Break It Down
Throw too much information about the intricacies of your hobby at your child, and you'll just end up frustrating him. Think of how to reduce your activity to its simplest elements. What skills are needed before you can begin? "Anything beyond your child's ability is going to be a struggle rather than fun," says Kay Willis, author of Are We Having Fun Yet?: The 16 Secrets of Happy Parenting.
Maurice Elias, Ph.D., professor of psychology at Rutgers University and coauthor of Emotionally Intelligent Parenting, suggests: "Think about what it was like when you first developed your passion. What pointers did you need? Then write out the steps, making as few assumptions as possible. Show them to a friend who is not involved in the hobby, and see if it makes sense to her."
When Spencer McCullogh, 5, of New York City expressed an interest in sewing — the hobby that his mom, Lynn Glasgow, loves — she considered what he could do at his age.

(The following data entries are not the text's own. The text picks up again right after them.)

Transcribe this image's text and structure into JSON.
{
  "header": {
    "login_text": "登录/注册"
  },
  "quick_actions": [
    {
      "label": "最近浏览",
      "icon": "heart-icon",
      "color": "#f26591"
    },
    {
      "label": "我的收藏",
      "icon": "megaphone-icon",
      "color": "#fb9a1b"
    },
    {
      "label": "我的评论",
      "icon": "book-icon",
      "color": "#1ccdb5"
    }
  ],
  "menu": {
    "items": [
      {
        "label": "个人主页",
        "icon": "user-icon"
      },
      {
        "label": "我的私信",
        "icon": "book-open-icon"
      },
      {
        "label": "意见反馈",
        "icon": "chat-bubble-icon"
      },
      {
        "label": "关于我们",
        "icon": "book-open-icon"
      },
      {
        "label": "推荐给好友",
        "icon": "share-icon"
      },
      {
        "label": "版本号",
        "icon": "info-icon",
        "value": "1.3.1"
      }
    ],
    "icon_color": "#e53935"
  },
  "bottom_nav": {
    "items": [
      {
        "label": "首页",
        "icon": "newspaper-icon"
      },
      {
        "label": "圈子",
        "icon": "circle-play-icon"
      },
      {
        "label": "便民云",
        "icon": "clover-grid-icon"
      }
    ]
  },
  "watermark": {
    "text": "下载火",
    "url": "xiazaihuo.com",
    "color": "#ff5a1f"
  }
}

"Spencer likes to help pick out material with me," says Glasgow. "He can also help measure and line up the material before I make a cut." Glasgow's brainstorm came when Spencer asked her to do a project with his class. She brought her sewing machine to his school and made a quilt with the children. "They couldn't sew, obviously, so I got fabric paint and markers and let each child design his or her own square," she explains. Glasgow then completed the quilt and hung it up at school. In addition, she read the students a story on quilting and showed them photos of different quilts. "Spencer was so excited that I came in. He was just beaming," she says. And pride in projects and being able to show off to friends "what Mom and I made" can spur a child's interest in a hobby.